Nationwide, Mexicans have among the lowest levels of high school graduation and college attendance of any group. However, this may understate their academic attainments if parental education and income are taken into account. Second generation Mexican children, about one third of whom grow up living below the federal poverty level, usually exceed their parents’ level of education, frequently by a large margin.
What are some ways in which today’s Hispanic immigrants and the circumstances they face differ from earlier waves of immigration, and how might this affect assimilation, linguistic and otherwise?
Today’s Hispanic immigrants are mostly less educated than the average German immigrant was. A significant minority is highly educated, possessing advanced degrees or special skills. They may or may not find their credentials recognized by employers, however.
If Hispanic immigrants express great commitment to learning English and ensuring that their children learn it in school, nevertheless many parents are challenged to support their children’s linguistic development given their own limited education. On average, Hispanic children suffer a significant “achievement gap” in school compared with their white, native-born counterparts.
Today’s Hispanic immigrants face a far more restrictive immigration policy than was historically applied to Germans. Because the US in recent years has annually offered only 5000 visas for unskilled workers when the economy has generated roughly half a million low-skill jobs per year, many Hispanic workers have chosen to come illegally to get the jobs they know exist. Their undocumented status impedes assimilation on many levels, and in my experience correlates significantly with a failure to invest in learning English.
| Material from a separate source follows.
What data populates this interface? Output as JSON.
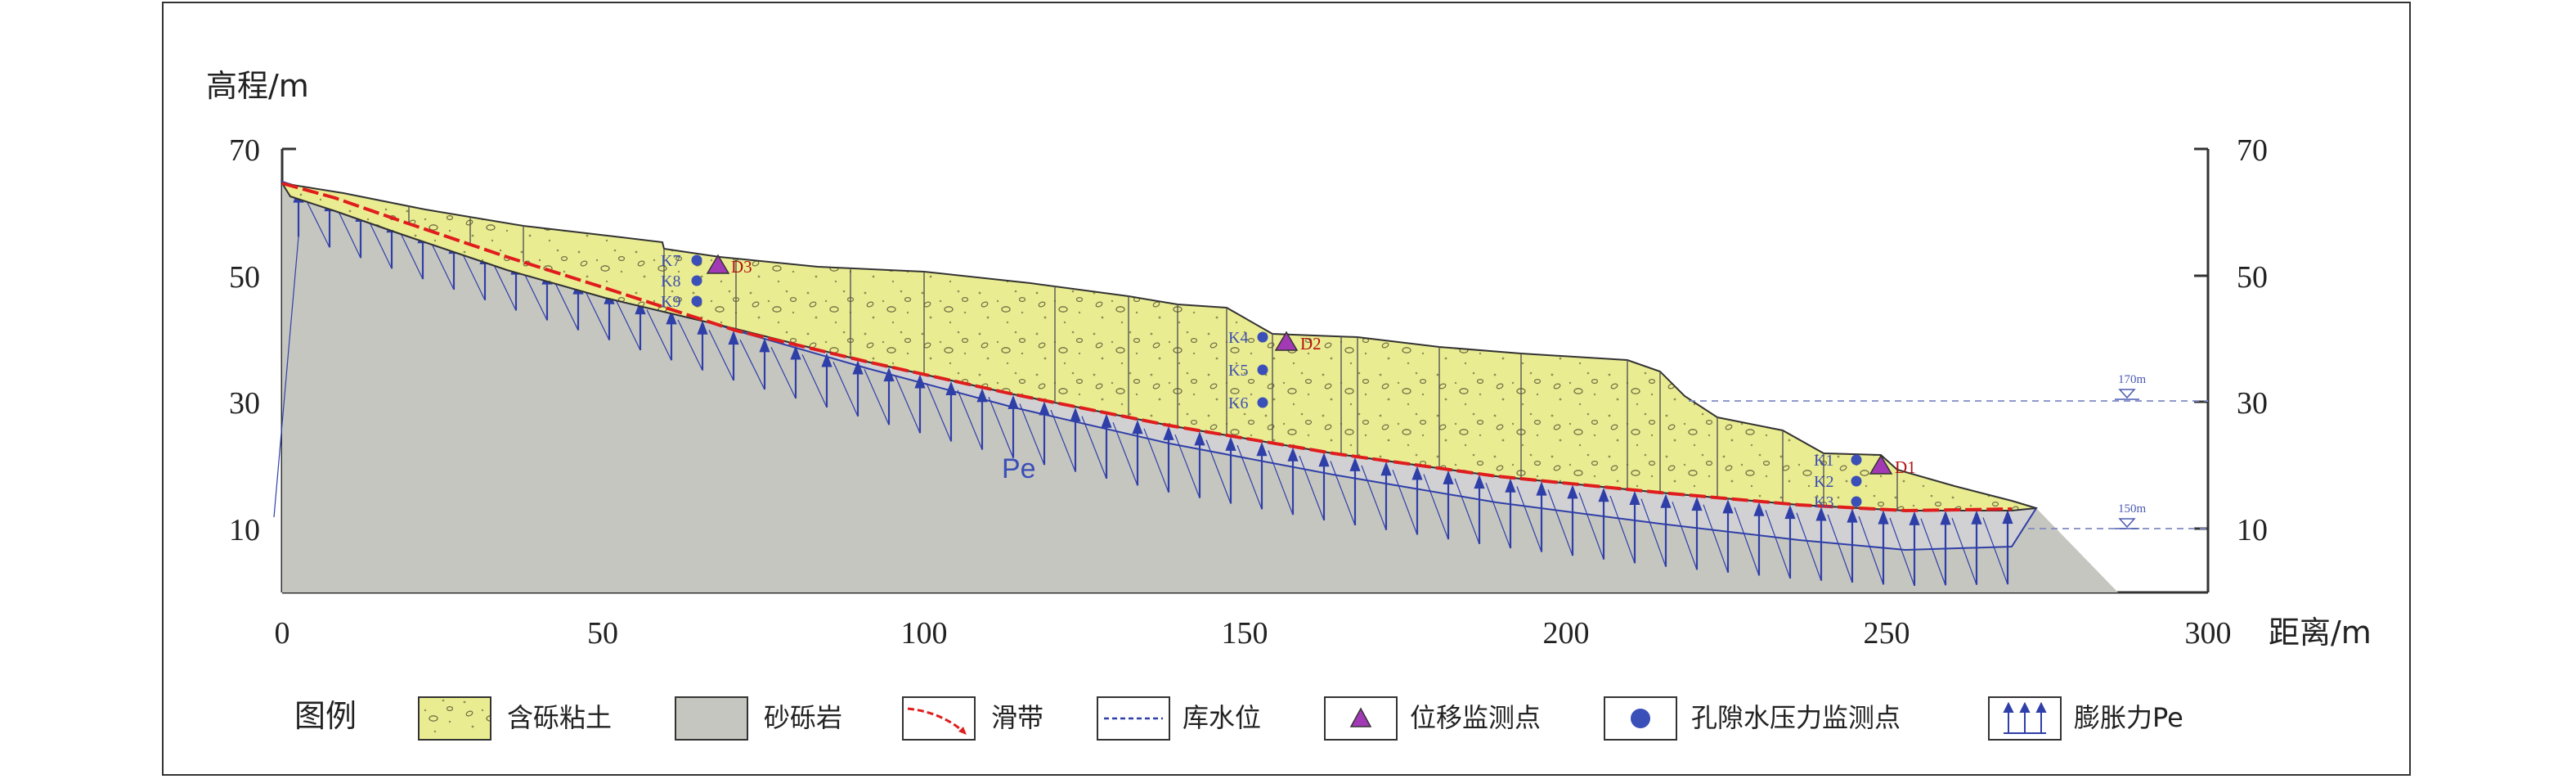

Today’s Hispanic immigrants – like all immigrants and native born Americans – face a very different economy than that found by earlier waves of immigrants. Gone are the opportunities to claim a homestead and farm with little start-up capital. Gone are many of the high-paying, low-skill factory jobs that propelled many European immigrants into the middle class. Today’s immigrants, as well as low-skill, less educated native-born, mainly have access to jobs that will not lead to economic security or social advancement in the short to medium term.